Support #398
closedIdentifying drop outs and re joiners
100%
Description
It feels like a basic question but I cannot identify respondents of the BHPS and Understanding Society who drop out year on year and those who re-join. I do not think there is a variable to identify these people.
I am using stata and the data is in long format.
I want to do an attrition analysis to see if attrition is health related - this drop out, re-joining attrition health analysis has been done by Jones, Koolman and Rice (2005).
Many thanks
Updated by Redmine Admin about 9 years ago
- Category set to Data analysis
- Assignee set to Gretta Mohan
- Target version set to X M
- % Done changed from 0 to 50
You may find the file, XWAVEID, useful.

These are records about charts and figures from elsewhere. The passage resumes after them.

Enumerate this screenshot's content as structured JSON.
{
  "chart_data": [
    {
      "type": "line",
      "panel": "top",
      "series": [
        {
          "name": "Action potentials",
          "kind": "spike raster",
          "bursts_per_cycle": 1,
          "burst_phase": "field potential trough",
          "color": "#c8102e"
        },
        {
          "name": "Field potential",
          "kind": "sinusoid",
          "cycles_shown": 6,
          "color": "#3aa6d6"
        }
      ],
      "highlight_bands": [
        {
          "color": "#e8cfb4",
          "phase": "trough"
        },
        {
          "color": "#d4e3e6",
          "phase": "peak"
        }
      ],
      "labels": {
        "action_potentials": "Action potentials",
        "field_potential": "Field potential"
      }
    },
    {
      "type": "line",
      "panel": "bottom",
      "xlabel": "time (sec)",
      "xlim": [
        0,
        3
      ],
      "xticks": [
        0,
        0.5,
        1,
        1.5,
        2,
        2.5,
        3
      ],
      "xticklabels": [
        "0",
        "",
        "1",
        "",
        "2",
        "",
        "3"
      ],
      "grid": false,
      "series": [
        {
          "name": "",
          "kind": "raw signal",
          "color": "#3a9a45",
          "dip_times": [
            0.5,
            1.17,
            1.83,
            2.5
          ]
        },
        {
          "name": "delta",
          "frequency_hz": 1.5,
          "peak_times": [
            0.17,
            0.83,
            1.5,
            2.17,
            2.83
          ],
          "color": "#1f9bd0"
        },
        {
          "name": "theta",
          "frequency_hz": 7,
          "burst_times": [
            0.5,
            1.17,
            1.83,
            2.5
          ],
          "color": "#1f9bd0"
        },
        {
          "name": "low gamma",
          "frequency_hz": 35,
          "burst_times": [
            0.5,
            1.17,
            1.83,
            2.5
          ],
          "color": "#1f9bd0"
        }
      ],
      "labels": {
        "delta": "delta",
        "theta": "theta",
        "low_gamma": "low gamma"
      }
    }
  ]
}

It holds the interview outcomes (ivfio/ivfho) for all sample members and all waves in a wide format. Let us know if you have got any further queries.
On behalf of the team,
Jakob
Updated by Gretta Mohan about 9 years ago
I have the variable(s) ivfio from xwaveid merged into my master dataset (indresp) in both long and wide formats.
In terms of when I change the xwaveid data into the long format and merge it to the master (so that the variables b_ivfio, c_ivfio, d_ivfio become a single variable) what I just get when I tabulate wave and ivfio is just full, proxy and telephone interviews.
e.g.
tabulate wave ivfio
gives us:
wave of BHPSUS full inte proxyint Total
W1 2010/11 1,964 54 2,018
W2 2011/12 1,805 62 1,867
W3 2012/13 1,700 38 1,738
On the other hand when I simply merge in the xwaveid data (in its wide format) to the master and i tabulate wave by each of the ivfio's e.g. tabulate wave b_ivfio , I get for the current wave (_b) the full and proxy interviews as well as subsequent waves with other reasons e.g
tabulate wave b_ivfio (wave b is wave one)
gives us:
wave of BHPSUS full inte proxy int refusal other non moved ill/away youtint youth non refusal/n Total
W1 2010/11 1,964 54 0 0 0 0 0 0 0 2,018
W2 2011/12 1,765 16 6 24 3 5 31 4 9 1,868
W3 2012/13 1,605 14 5 25 1 3 67 7 5 1,736
I dont really understand what the ones in the wide format mean - in wave 2, the wave b variable has 1,765 full interviews, 6 refusals etc.
Getting to the point.... I want to identify those who drop out and those who rejoin.
How do I use this ivfio variable to do that? I think I use the long formatted merge? Then to get the drop outs what do I do?
Many thanks,
Gretta
Updated by Gundi Knies about 9 years ago
Gretta Mohan wrote:
It feels like a basic question but I cannot identify respondents of the BHPS and Understanding Society who drop out year on year and those who re-join. I do not think there is a variable to identify these people.
I am using stata and the data is in long format.I want to do an attrition analysis to see if attrition is health related - this drop out, re-joining attrition health analysis has been done by Jones, Koolman and Rice (2005).
Many thanks
Hi Gretta,
have you tried appending the datafiles in long format, xtset the dataset, and then use the lag (L.) and lead (F.) functions in Stata to generate the variables of interest? You could also use the _merge variables that are created when you merge data files on pidp in wide format to generate an indicator for whether or not a person was present before. you'll probably need to play around with this until you have the exact indicators you are looking for but should be doable.
hope this helps,
Gundi
Updated by Redmine Admin about 9 years ago
- Assignee changed from Gretta Mohan to Redmine Admin
- % Done changed from 50 to 80
more long format data handling tips: http://www.stata.com/support/faqs/data-management/first-and-last-occurrences/
Updated by Redmine Admin about 9 years ago
- Status changed from New to Closed
- % Done changed from 80 to 100